Мечты сбываются, теперь она знала это точно. Её папа сдержал обещание и перед самым своим отъездом на очередную «вахту» дал ей целых десять рублей. Правда, ей пришлось напомнить ему об этом, и от этого Таньке было как-то неловко, даже как будто стыдно что ли, но она ведь ничего не выпрашивала, просто он же сам обещал, а теперь вот почему-то взял и забыл. Но это ничего, что немножечко стыдно, это она как-нибудь переживет, главное, что теперь у неё есть деньги, и она уж точно сможет купить Эстеллочку. Вот только бы ещё денёк переждать, чтобы по-честному, а там уже и девятое сентября, её день рождения.

Она всё сделала «по-честному», она всё-таки выждала этот мучительно долгий день и только девятого утром отправилась в магазин. Она сорвалась туда, как только проснулась, она даже завтракать не стала. Благо, мама была уже на работе и не могла узнать, что вчерашняя, насмерть уже посиневшая за ночь «овсянка», вопреки обещаниям, как и обычно, приземлилась прямиком за кухонное окно. (Ну, да, нехорошо конечно, но уж так, на всякий пожарный, и… вообще, не пойман – не вор!). У магазина выяснилось, что торопилась она напрасно, до открытия оставалось еще полчаса, и вот это уже было «ну, просто невыносимо!». Чтоб хоть как-то скоротать время, она для начала перечитала все листочки на «Доске объявлений», и про обмен квартир, и про «отдам котят в хорошие руки», и даже про продажу двух телевизоров и одной «всего один сезон ношеной детской мутоновой шубы». Затем, чтобы уж не мяться перед всё ещё наглухо закрытой серой железной дверью, стала наматывать вокруг магазина круги, старательно (чтобы не сбиться) отсчитывая в уме шаги. На четвертом круге она «сдалась» (нет, ну а кто бы не сдался-то?), но это уже было неважно: тяжёлые двери в «обитель детского счастья», оглушительно лязгнув, наконец, распахнулись, и она тут же ворвалась в магазин. Она зря волновалась: беды не случилось, Эстелла была на месте.

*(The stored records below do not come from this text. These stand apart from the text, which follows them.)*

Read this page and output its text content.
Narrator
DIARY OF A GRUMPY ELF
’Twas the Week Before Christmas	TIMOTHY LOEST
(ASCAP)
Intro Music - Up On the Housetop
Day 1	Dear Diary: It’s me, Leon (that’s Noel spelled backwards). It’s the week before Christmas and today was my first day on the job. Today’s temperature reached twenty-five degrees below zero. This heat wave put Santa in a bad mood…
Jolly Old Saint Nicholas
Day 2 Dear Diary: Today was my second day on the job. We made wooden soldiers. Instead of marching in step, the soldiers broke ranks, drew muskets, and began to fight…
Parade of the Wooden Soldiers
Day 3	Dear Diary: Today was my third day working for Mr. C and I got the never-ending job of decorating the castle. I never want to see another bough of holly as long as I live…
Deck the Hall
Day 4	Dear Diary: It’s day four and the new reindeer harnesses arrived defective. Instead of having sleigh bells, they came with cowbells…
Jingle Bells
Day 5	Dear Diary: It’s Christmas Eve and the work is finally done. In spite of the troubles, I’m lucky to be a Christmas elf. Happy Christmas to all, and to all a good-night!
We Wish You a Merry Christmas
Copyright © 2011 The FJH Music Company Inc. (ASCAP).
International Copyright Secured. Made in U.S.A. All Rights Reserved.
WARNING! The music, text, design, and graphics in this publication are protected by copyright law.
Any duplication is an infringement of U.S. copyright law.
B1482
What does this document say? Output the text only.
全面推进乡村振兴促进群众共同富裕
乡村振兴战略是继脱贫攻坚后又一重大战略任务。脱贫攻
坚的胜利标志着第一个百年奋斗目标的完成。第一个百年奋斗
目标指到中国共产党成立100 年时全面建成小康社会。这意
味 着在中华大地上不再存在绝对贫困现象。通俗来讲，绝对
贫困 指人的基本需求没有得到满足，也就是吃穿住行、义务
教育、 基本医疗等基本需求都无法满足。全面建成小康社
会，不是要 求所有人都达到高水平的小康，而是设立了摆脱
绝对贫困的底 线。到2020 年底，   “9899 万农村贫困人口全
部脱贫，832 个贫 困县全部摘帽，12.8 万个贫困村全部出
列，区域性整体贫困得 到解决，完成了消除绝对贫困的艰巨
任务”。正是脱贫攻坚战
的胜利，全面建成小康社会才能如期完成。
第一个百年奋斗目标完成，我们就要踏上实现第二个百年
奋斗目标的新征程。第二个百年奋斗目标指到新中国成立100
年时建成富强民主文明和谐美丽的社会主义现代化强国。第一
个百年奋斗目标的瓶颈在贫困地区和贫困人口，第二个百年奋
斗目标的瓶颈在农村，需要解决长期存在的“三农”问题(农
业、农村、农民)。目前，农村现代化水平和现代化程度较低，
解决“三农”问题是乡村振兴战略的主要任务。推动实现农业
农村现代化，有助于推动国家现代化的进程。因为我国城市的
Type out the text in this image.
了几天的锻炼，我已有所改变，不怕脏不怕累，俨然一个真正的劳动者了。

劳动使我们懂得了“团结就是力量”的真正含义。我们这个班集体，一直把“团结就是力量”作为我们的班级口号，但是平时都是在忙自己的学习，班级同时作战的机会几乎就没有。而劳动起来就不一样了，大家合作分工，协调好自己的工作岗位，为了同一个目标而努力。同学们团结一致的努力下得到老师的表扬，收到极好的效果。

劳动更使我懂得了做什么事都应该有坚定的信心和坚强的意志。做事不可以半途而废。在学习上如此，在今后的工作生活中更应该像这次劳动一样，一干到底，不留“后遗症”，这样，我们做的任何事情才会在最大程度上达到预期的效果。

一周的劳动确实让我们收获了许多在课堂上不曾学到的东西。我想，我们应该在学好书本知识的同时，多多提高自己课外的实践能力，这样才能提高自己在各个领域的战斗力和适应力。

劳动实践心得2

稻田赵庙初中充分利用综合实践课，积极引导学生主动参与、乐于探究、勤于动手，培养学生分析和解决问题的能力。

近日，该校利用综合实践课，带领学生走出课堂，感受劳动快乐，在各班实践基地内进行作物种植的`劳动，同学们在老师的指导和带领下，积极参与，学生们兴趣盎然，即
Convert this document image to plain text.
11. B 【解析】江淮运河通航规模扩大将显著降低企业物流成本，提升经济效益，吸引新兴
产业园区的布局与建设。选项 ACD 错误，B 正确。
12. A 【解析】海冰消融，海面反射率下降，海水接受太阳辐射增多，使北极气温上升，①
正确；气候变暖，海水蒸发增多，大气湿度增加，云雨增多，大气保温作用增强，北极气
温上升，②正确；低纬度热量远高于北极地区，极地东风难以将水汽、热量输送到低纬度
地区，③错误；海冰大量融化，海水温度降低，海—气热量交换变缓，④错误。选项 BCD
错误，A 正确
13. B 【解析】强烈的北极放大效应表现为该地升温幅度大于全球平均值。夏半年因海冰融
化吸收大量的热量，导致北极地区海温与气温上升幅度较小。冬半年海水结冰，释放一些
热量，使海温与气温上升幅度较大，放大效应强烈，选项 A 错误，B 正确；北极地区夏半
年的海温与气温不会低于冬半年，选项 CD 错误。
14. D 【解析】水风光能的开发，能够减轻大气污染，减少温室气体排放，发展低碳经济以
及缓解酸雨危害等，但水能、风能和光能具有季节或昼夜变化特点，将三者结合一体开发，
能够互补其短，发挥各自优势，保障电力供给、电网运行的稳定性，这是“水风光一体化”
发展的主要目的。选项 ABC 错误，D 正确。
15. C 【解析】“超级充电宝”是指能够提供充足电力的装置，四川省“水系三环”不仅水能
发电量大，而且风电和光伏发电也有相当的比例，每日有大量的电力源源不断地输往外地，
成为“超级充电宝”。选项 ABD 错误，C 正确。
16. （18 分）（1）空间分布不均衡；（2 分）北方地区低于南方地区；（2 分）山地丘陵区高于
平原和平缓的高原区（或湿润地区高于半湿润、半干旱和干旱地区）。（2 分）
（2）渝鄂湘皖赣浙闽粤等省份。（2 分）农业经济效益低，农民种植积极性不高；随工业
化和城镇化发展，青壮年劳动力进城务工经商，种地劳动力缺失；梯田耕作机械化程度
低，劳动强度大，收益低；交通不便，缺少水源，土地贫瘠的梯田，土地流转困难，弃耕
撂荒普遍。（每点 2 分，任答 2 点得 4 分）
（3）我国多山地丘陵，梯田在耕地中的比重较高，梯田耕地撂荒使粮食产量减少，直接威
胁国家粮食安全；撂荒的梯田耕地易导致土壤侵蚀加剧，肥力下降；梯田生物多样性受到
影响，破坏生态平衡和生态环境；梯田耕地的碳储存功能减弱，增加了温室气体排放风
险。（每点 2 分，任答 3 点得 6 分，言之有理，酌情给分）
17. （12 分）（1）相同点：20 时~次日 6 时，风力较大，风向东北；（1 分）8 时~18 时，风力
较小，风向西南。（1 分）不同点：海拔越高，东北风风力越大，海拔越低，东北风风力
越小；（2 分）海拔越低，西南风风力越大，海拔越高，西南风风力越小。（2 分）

Свершилось, она наконец-то держала её в руках. Вблизи её сестричка Эстеллочка оказалась ещё лучше. Мягкие золотисто-русые волосы, лучистые голубые глаза в обрамлении черных пушистых ресниц, малиновый крошечный ротик, который хотелось тут же немедленно поцеловать – настоящая сказочная принцесса, чудо из чудес, заветная мечта любой советской девчонки, независимо от возраста. А платье-то, платье! Нежнейшая пена прозрачного белого кружева, а ещё – воздушно голубой шелк и мягкий, восхитительно синий бархат. И теперь эта прелесть, эта неземная красота принадлежит только ей, Таньке?! Всё, теперь они вместе, навсегда-навсегда-навсегда! От счастья она, наверное, совсем потеряла голову, потому что очнулась, когда поняла, что ей настойчиво суют в руки какие-то деньги. Ах, да… сдача… рубль сорок… конечно, всё поняла (потёртый бумажный рубль и четыре монетки по десять копеек каждая машинально скользнули в карман еще прошлогоднего серенького пальтеца). Что - что? Нет, коробки им с Эстеллой не надо. Какая коробка? Зачем? Нет, ну какие странные женщины, как они не понимают, что сестричек не носят в коробках, они же не куклы, они же жи-вы-е!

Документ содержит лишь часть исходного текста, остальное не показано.